Di zaman yang menghadirkan penemuan-penemuan teknologi baru dan kecerdasan buatan (AI), hal ini sama saja dengan berpikir bahwa bekerja keras untuk mendapatkan suatu pekerjaan adalah sebuah keharusan. Kecepatan perkembangan AI di berbagai sektor mengubah cara hidup sehari-hari dan gaya hidup para profesional, membuat mereka bisa mengejar keterampilan baru saat ini.

Jae-ho Yeom, rektor Universitas Taejae, menyatakan dalam sebuah wawancara dengan Forum Bisnis Global The Korea Herald bahwa memastikan relevansi di pasar tenaga kerja atau tetap kompetitif merupakan tantangan utama bagi umat manusia dan oleh karena itu memerlukan komitmen seumur hidup terhadap pendidikan.

Pola pikir berkembang menjadi aspek abadi dalam kehidupan seseorang sementara AI mengambil alih lebih banyak fungsi pekerjaan. Dalam pidatonya, Yeom menekankan konsep VUCA yang merupakan singkatan dari Volatility, Uncertainty, Complexity, dan Ambiguity yang dihadapi masyarakat di dunia global.

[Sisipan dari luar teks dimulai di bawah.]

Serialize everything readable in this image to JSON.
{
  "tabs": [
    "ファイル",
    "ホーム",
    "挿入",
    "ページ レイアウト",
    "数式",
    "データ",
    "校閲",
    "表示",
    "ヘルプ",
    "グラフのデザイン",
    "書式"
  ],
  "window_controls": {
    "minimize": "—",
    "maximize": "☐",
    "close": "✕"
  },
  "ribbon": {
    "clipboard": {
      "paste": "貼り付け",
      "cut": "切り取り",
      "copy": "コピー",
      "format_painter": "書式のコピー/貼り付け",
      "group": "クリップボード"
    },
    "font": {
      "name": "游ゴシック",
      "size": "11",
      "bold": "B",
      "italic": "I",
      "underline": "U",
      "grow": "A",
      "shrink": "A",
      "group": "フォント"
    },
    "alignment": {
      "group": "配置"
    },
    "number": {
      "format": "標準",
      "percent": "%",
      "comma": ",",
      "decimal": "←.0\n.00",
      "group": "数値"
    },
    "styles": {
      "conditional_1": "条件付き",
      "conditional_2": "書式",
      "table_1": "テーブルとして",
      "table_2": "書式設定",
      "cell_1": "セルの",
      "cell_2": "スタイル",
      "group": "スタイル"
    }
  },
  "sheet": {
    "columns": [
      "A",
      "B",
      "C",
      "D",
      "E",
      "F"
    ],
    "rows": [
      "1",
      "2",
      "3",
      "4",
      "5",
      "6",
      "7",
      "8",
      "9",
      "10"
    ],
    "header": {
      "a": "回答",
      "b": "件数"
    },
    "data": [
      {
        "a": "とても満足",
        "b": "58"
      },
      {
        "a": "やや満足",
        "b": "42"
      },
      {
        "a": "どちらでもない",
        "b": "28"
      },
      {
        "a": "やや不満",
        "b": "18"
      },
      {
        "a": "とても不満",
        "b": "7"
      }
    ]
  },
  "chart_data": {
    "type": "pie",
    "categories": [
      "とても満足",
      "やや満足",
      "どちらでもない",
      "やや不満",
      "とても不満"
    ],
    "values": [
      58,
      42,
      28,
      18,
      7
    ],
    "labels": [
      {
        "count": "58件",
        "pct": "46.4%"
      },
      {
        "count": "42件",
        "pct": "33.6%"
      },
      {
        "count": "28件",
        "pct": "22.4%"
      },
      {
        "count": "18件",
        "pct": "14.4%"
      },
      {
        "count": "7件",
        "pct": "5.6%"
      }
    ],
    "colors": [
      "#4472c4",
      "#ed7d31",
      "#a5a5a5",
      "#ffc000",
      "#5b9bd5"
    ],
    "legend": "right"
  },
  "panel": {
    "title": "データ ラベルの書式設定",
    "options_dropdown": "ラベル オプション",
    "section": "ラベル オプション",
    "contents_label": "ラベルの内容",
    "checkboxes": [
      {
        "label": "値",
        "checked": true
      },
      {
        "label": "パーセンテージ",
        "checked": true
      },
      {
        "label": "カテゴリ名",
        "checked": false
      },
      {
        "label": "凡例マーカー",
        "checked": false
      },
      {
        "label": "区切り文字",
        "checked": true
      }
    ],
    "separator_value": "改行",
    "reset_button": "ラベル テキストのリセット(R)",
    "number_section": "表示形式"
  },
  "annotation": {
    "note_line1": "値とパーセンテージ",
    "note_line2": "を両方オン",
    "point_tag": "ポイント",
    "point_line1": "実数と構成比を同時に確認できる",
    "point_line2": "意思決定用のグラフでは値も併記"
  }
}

Oleh karena itu, sentimen tersebut membantu kita mengenali hambatan sebagai platform pertumbuhan dan mengimbangi ketika terjadi hal-hal yang tidak terduga.

Menumbuhkan kreativitas dan inovasi

Kemampuan berpikir kreatif dan berinovasi akan membedakan bisnis di dunia yang mengintegrasikan AI. Meskipun demikian, AI dapat bekerja dengan baik dalam pemrosesan yang berulang dan banyak data, namun kreativitas manusia adalah sesuatu yang tidak dapat dikalahkan oleh solusi digital. Menurut Yeom, jenis pekerjaan akan dibangun kembali pada tahun 2030, sehingga pemikiran kreatif dan pemecahan masalah yang inovatif merupakan salah satu keterampilan utama yang dibutuhkan oleh pekerjaan baru tersebut. Individu harus mencoba mengalihkan fokus mereka dari hal-hal yang sudah jelas, mengembangkan ide-ide luar biasa, dan menggunakan kreativitas yang dapat diterapkan ketika menghadapi masalah yang kompleks.

Mengutamakan kecerdasan emosional

Salah satu kemampuan penting untuk mencapai kesuksesan di zaman AI adalah kecerdasan emosional (EI). Atribut mirip manusia akan semakin menonjol seiring AI dan mesin menjalankan tugas-tugas teknis. Oleh karena itu, kemampuan memahami, mengelola, dan memanfaatkan emosi manusia akan menjadi semakin kritis.

Peran pentingnya dalam hal ini adalah untuk menggarisbawahi bahwa menciptakan hubungan yang sehat, yang mencakup empati, komunikasi yang efektif, dan kolaborasi, dapat menjadi faktor pembeda di tempat kerja.

Memanfaatkan AI sebagai alat untuk perekonomian yang sudah mapan

Bertentangan dengan ketakutan yang meluas bahwa gelombang besar otomatisasi berikutnya akan mengekspos tugas dan profesi ke dunia maya, masyarakat harus menyadari bahwa AI adalah peningkat kemampuan manusia. Yeom menekankan bahwa, dengan melakukan hal tersebut, seseorang akan dapat mengurangi waktu produksi, yang dengan kata lain akan menghasilkan output yang lebih tinggi.

Efisiensi alat AI menunjukkan bahwa masyarakat benar-benar diharuskan mempelajari cara menggunakan alat ini secara efektif. Ketika individu dapat menggunakan alat ini, mereka dapat menyederhanakan tugas, mendapatkan wawasan yang lebih mendalam dari data, dan fokus pada aktivitas strategis tingkat tinggi.

Bersamaan dengan pidato Yeom, Duta Besar Qatar untuk Korea Selatan, Khalid bin Ebrahim Al-Hamar, mendesak perusahaan-perusahaan Korea Selatan untuk meningkatkan bisnis dan investasi mereka di forum yang didominasi oleh para CEO dan pebisnis dari berbagai sektor.